Charles B Dew’s book Apostles of Disunion (published by University of Virginia Press) attempts to prove that Southern secession in 1860-61 was all about slavery. Indeed, the question of slavery (but especially its relationship to the much broader and more important issue of race and civilisation) and how to address it was the occasion for disunion, though as early as 1827 some Southern leaders were calling for secession over the issue of the Northern protective tariff (in fact, South Carolina and the US Federal Government nearly went to war over the tariff in 1833 before a last minute compromise preserved the peace). The Southern nationalist movement had been growing for decades prior to the 1860s and every political and social issue of that age which divided the South and the North had been fiercely contested. Dew, a self-hating Southerner (his introduction is all about how he became such; notice his choice of words in this short excerpt; even the endorsements of the book on its back cover are extremely anti-Southern), does provide much interesting information in his short work despite his admitted bias in writing the book. On pages 37-39, for example, he describes the Lower South’s (notice that he uses the pejorative Yankee term ‘Deep South’) advancement towards secession and confederation after the Northern radical Abraham Lincoln was elected US president:
On December 24 the Charleston Mercury enthusiastically endorsed the idea of putting a new Southern government in place as quickly as possible. “The Convention now sitting in South Carolina, and all the other Conventions which shall assemble to dissolve the existing Union, have the power… of speedily organizing a Confederacy,” the editor wrote. “Uncertainty and delay are dangerous,” he warned, and other seceding states would be looking to South Carolina for leadership. The editorial suggested a meeting in Montgomery, Alabama, in early February “to form a Constitution for a Southern Confederacy, and to put the same into operation.”
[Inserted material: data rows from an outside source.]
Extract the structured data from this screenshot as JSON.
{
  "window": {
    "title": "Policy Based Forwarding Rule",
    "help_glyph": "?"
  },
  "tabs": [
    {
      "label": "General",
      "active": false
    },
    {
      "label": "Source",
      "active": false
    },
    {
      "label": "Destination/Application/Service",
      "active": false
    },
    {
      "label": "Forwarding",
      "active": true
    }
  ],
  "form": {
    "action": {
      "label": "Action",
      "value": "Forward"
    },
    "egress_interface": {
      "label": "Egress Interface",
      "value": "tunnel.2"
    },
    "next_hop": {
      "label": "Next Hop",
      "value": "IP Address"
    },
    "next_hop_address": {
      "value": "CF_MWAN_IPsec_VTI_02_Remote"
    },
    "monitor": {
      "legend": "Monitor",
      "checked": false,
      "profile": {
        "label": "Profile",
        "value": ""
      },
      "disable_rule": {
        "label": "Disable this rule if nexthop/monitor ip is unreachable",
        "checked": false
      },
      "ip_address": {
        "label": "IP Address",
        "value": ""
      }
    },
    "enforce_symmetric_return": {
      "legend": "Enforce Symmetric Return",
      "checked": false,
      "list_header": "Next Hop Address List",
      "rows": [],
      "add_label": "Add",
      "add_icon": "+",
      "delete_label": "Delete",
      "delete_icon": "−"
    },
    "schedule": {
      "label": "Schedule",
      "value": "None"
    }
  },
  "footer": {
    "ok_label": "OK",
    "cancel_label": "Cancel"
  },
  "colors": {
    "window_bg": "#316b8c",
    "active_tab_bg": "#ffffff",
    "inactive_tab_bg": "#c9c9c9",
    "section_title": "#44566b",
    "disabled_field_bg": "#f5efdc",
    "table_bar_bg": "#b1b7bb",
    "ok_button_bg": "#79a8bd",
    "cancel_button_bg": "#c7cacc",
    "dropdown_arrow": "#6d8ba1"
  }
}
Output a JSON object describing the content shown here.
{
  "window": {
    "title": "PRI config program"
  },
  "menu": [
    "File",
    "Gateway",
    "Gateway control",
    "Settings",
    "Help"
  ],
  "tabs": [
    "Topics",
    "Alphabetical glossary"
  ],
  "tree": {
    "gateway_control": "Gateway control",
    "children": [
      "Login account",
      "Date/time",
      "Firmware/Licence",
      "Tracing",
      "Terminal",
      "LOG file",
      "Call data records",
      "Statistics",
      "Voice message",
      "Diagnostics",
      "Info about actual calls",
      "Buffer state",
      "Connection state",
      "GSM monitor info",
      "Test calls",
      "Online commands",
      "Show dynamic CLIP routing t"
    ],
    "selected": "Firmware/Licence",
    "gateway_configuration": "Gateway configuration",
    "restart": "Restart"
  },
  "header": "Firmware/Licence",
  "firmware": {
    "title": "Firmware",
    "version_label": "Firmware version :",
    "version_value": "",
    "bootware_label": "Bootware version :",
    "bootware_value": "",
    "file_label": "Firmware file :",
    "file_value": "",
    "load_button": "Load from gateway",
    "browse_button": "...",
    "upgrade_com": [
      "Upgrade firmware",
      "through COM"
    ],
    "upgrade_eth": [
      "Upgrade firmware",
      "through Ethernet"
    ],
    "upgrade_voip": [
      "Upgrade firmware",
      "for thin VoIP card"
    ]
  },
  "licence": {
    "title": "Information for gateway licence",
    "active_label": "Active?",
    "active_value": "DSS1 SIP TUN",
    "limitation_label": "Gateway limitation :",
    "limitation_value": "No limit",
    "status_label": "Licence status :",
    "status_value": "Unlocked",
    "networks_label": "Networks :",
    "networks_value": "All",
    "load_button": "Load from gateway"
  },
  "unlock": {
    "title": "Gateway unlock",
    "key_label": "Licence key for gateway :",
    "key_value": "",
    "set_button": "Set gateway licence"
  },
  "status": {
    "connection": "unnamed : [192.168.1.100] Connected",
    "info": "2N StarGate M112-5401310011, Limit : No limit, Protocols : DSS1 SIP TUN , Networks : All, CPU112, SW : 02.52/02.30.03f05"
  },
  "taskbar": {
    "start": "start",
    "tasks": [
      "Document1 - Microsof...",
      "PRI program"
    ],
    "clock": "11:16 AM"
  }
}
The Mercury was the organ of Robert Barnwell Rhett, one of South Carolina’s most outspoken secessionists. Rhett was also a convention delegate and the chairman of the Committee on Relations with the Slaveholding States. Attorney General Hayne’s ideas came back to the floor of the convention on December 26. Rhett’s committee proposed the immediate selection of commissioners and their dispatch to other Southern states that had announced they would call conventions. South Carolina’s agents, like their counterparts from Alabama and Mississippi, were to do everything in their power to advance the cause of secession, but they were given an additional charge as well. They were to propose a meeting in Montgomery on February 13, 1861, to draft a constitution for a Confederate States of America.
…The day after their appointment by the convention, the South Carolina commissioners met in Charleston to plan strategy. They agreed to suggest Montgomery as the site for a constitutional convention. Convenient rail and river access and good hotel accommodations recommended the Alabama capital, and the fact that Montgomery was the home of William L Yancey made it doubly attractive to the South Carolinians. They also decided to propose the earliest possible date for this meeting – the first Monday in February. South Carolina’s commissioners were now ready to sow the seeds of revolution across the Deep South.